I watched it. I liked it, but didn’t quite love it. Some random thoughts and asides in no particular order:
1. I think they rushed it a little too much. They could have spent a little more time playing out the drama, political and emotional, of an alien visit. Having most of the main characters figure out this is a sinister alien invasion and discovering the secret identities of the visitors-in-our-midst in the first episode was a really profligate waste of dramatic material.
2. I really hope they don’t lose the scientists-as-Jews plotline from the original series. I thought that was a great part of the original miniseries.
3. If I were 17 and the super-hot alien blonde wanted me to put on a German gay disco doorman’s jacket, I would have done so.
4. Scott Wolf is just hard to take seriously when he’s not crying over Jennifer Love Hewitt in Party of Five. Maybe he’ll improve, but I fear he may have a Mickey Rooney problem in that he won’t be able to play a non-teenager until he’s 60.
5. Alan Tudyk is awesome because he’s awesome. But he’ll be under-used and killed in no time. Because that’s just how he rolls.

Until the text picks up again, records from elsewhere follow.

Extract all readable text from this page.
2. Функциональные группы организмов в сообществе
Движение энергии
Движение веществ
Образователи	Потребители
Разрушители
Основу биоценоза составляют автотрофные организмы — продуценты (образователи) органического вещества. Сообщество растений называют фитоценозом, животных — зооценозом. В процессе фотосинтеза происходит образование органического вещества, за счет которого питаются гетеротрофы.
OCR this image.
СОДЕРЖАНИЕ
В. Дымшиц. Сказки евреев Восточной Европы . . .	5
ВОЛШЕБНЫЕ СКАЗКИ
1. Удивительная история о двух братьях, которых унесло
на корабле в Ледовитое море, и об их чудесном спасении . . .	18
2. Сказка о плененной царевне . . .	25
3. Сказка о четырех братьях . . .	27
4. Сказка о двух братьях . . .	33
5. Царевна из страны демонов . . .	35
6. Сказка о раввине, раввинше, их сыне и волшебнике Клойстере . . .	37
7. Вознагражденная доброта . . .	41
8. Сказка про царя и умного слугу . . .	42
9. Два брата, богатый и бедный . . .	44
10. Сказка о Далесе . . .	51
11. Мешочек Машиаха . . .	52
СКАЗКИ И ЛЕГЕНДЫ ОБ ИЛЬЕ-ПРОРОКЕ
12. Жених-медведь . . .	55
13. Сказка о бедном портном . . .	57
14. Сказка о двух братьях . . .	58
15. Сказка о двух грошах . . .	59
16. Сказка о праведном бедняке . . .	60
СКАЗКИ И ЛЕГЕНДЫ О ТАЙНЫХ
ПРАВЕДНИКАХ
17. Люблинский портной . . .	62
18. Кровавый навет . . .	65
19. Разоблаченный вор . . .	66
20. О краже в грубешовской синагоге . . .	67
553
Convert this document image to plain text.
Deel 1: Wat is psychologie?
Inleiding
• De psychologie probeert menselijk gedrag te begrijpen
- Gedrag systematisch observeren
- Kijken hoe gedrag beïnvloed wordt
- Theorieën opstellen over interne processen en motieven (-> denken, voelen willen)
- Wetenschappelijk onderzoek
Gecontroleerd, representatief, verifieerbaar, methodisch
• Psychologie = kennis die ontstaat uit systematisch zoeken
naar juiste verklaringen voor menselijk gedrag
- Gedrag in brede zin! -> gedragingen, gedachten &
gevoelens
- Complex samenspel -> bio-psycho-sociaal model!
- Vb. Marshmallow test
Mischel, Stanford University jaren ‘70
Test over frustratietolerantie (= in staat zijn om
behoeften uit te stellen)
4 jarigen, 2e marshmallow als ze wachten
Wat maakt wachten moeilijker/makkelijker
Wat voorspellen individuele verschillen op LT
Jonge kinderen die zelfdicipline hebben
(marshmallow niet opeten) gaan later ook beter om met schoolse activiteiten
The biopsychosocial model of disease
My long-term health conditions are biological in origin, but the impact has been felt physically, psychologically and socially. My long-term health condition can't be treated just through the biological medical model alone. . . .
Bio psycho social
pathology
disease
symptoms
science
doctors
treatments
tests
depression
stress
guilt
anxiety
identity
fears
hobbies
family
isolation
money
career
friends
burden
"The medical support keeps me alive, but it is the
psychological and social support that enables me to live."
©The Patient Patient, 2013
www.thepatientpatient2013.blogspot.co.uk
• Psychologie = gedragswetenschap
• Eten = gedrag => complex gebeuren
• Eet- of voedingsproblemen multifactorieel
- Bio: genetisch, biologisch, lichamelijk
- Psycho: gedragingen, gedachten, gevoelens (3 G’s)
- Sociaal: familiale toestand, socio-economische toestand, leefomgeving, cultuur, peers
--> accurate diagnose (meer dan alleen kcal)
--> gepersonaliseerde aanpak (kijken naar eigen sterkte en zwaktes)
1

6. Big hair is out, short hair is in.
7. Having rewatched some of the original series on SyFy yesterday (what is up with the spelling change anyway?), I have to say the show looks a lot better — a lot better — than the original. Technology has advanced quite a bit since the 1980s, but fake TV technology has been revolutionized.
8. Oh, all right: The politics: I simultaneously loved the “universal health care” line and thought it was a bit hamfisted. I do like that it all bothers Jonathan Chait so much, but I think they could have been a bit more subtle. However, it’s worth recalling that the visitors in the original series promised to cure diseases as well.
I think Chait goes overboard too when he says the show is a loveletter to the Tea Party movement. If liberals were less insecure about the political climate, they might even argue that much of the stuff about the dangers of “devotion” and promises of miraculous cures amounted to an indirect shot at faith-healing evangelicals.
It’s also worth noting that the show is still an allegory for fascism, albeit a loosey-goosey one (hardly anything new in sci-fi). The obsession with youth, the promise of a new age, the seduction of power, the aesthetics of physical beauty and uniformed order, and yes, the promise of universal health care etc etc: This all fits perfectly well into fascist wheelhouse.
Ultimately, I liked it. I will keep watching it. But I really, really, hope it doesn’t fall back on high-priced action sequences and sex. That’s not to say I would be happy if they cut out the high-priced-action sequences and sex, but I’d like more than just that.